Reid, who emerged as a top Democratic attack dog in the 2012 cycle, loves to chide Republicans about their relationship to Grover Norquist, the Americans for Tax Reform president whom Reid calls “the most powerful man in Washington.”

Democrats, however, are divided on where the revenue from tax changes should go. Those working in bipartisan budget groups, such as the Senate’s “gangs,” always have been open to using some of that revenue to keep tax rates low while using some to reduce the deficit. But some Senate Democrats, including Conference Vice Chairman Charles Schumer (N.Y.), favor using new revenue to pay down the national debt.
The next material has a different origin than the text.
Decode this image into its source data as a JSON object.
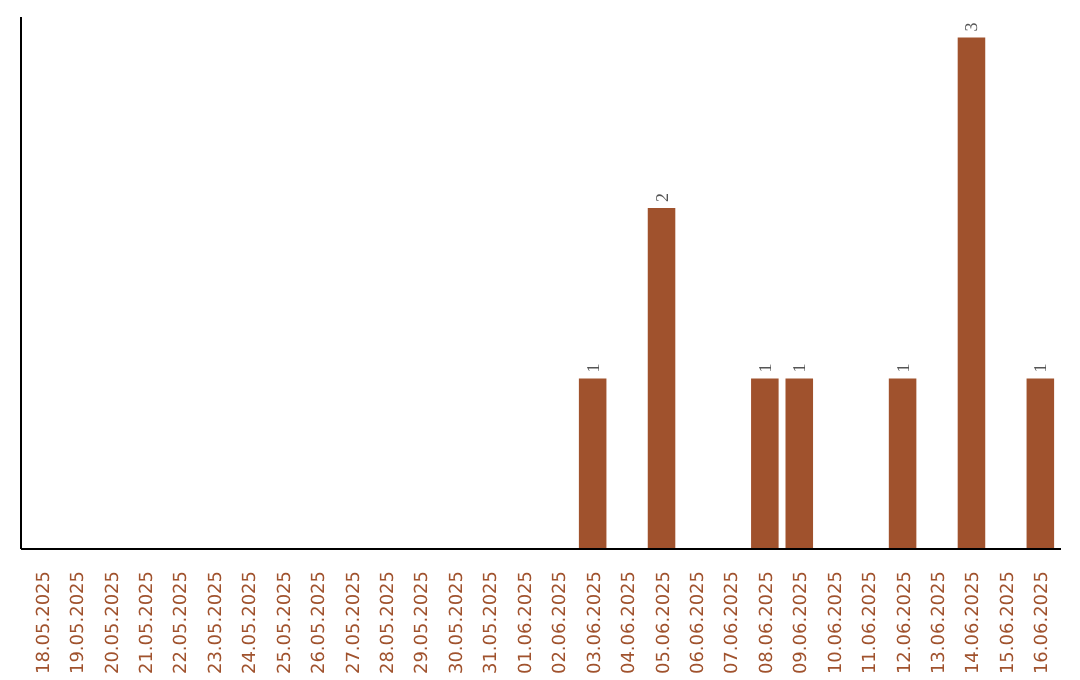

Reid will have to navigate the divisions within his own ranks as he determines what approach to take in negotiating with the Republicans, who have not been easy talking partners on these issues.

Regardless of where they stand on the details, Democrats — from Schumer to Finance Chairman Max Baucus to former supercommittee Chairwoman Patty Murray — have during the past few months intimated that their party would prefer to let the tax increases and spending cuts happen rather than extend expensive tax breaks to the wealthiest 2 percent of Americans.

“There is absolutely no reason — not one — that we need to extend the tax cuts for the rich as a precondition for reforming the tax code,” Murray said in a July address at the Brookings Institution. “Republicans are going to have to accept that tax reform isn’t going to be a back door way for them sneak through more tax cuts for the rich. And it is going to have to raise revenue to help rein in the deficit and debt.”

Reid will be taking many of his cues from his fellow Democrat in the White House. On the campaign trail, Obama emphasized completing comprehensive immigration legislation and passing a jobs plan he introduced in the fall of 2011. But the lack of bipartisan partners, and the absence of negotiating stalwarts such as the late Sen. Edward Kennedy (D-Mass.), who was the lead sponsor of a failed effort on immigration early in Obama’s first term, could pose a challenge for Reid, who, more than committee chairmen, seemed to be at the center of all the major policy debates in this Congress.

It’s a full plate for Reid, but he asked for it.

Niels Lesniewski contributed to this report.